When a couple seeks God’s blessing on their marriage, we ask them to face one another, to join hands, and to promise to have and to hold for better or worse, for richer or poorer, in sickness and in health… until parted by death.  The wolf comes to every marriage.  Every couple is tested again and again.  This is why we do not ask them to sign on as a hireling in each other’s life.  We ask them to be shepherds who will lay down even life itself for the other.    

Parents also are called to be shepherds, not hirelings.  A parent will sacrifice everything for his or her children.  Each will put off personal needs to tend first to the needs of their children.  Their love is a bond that cannot be broken by any trouble.  When loving parents see the wolf coming they do not run away.  They do everything possible for their sheep, their children.

Some friends are shepherds, others are hirelings.  I learned this for the first time when my father died.
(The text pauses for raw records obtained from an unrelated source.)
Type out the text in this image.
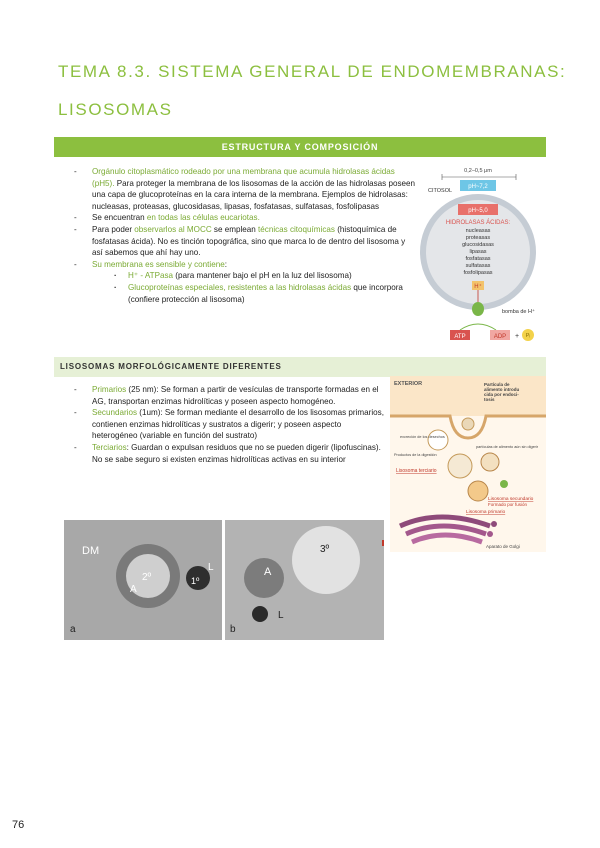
TEMA 8.3. SISTEMA GENERAL DE ENDOMEMBRANAS:
LISOSOMAS
ESTRUCTURA Y COMPOSICIÓN

- Orgánulo citoplasmático rodeado por una membrana que acumula hidrolasas ácidas (pH5). Para proteger la membrana de los lisosomas de la acción de las hidrolasas poseen una capa de glucoproteínas en la cara interna de la membrana. Ejemplos de hidrolasas: nucleasas, proteasas, glucosidasas, lipasas, fosfatasas, sulfatasas, fosfolipasas

- Se encuentran en todas las células eucariotas.

- Para poder observarlos al MOCC se emplean técnicas citoquímicas (histoquímica de fosfatasas ácida). No es tinción topográfica, sino que marca lo de dentro del lisosoma y así sabemos que ahí hay uno.

- Su membrana es sensible y contiene:

· H⁺ - ATPasa (para mantener bajo el pH en la luz del lisosoma)

· Glucoproteínas especiales, resistentes a las hidrolasas ácidas que incorpora (confiere protección al lisosoma)

0,2–0,5 μm
CITOSOL
pH~7,2
pH~5,0
HIDROLASAS ÁCIDAS:
nucleasas
proteasas
glucosidasas
lipasas
fosfatasas
sulfatasas
fosfolipasas
H⁺
bomba de H⁺
ATP	ADP + Pᵢ
LISOSOMAS MORFOLÓGICAMENTE DIFERENTES

- Primarios (25 nm): Se forman a partir de vesículas de transporte formadas en el AG, transportan enzimas hidrolíticas y poseen aspecto homogéneo.

- Secundarios (1um): Se forman mediante el desarrollo de los lisosomas primarios, contienen enzimas hidrolíticas y sustratos a digerir; y poseen aspecto heterogéneo (variable en función del sustrato)

- Terciarios: Guardan o expulsan residuos que no se pueden digerir (lipofuscinas). No se sabe seguro si existen enzimas hidrolíticas activas en su interior

EXTERIOR	Partícula de alimento introdu cida por endoci-tosis
excreción de los desechos
Productos de la digestión
partículas de alimento aún sin digerir
Lisosoma terciario
Lisosoma secundario
Formado por fusión
Lisosoma primario
Aparato de Golgi
DM
2º
A
1º
L
a
3º
A
L
b
76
My friends and I were still in our teens and death had never touched closely to any of us.  Some of my best friends were not able to stand by my side when that wolf was present.  They did not know what to say or do or how to make it better, so they stayed away.  Only a few friends stood with me in that awkward moment, but what friends they were!  They did not know what to say to make the pain more bearable.  They did not know what to do to slow the flow of tears.  So most times they stood by in silence, but their presence said more than any words of wisdom ever could.  We can’t be that kind of friend to everyone we know, but we all have friends who will know us to be shepherds in their hour of need.

We need to be realistic about this shepherding business.  There will be times of personal testing when those who should stand with us will fail us.  In our marriage, in our parenting, in our friendships, and even in our faith community, there will be times when we will look for a shepherd and find only hirelings.  And there will be times when those we love will need us and we will be little more than a hired hand who does not show up to do the job. 

As we rely on the grace of God to forgive us our sins, so we offer this grace to those who have sinned against us.  If we are to be shepherds, we will need to learn how to ask for forgiveness as well.  A hireling who screws up will run off and find another job.  But a shepherd who does not live up to the call will not run away and hide from the flock he or she loves.  A shepherd will return to gather the scattered, bind up the wounded, sooth the anxious, and begin the process of tending to the flock anew. 

In this life we can be sure we will be tested.  We can be sure the wolf will come.  Jesus tells us he is the Good Shepherd who will not disappoint us when everything else fails.  He asks us to help him watch over the flock of those who are closely connected to us.   He invites us to love one another as he loves us; to love as a shepherd.  In this love for one another we receive a glimpse of a kingdom yet to come.  It will be a kingdom of one flock under the love and protection of the one Great Shepherd.  Until that day when the wolf will be no more, we have a job to do.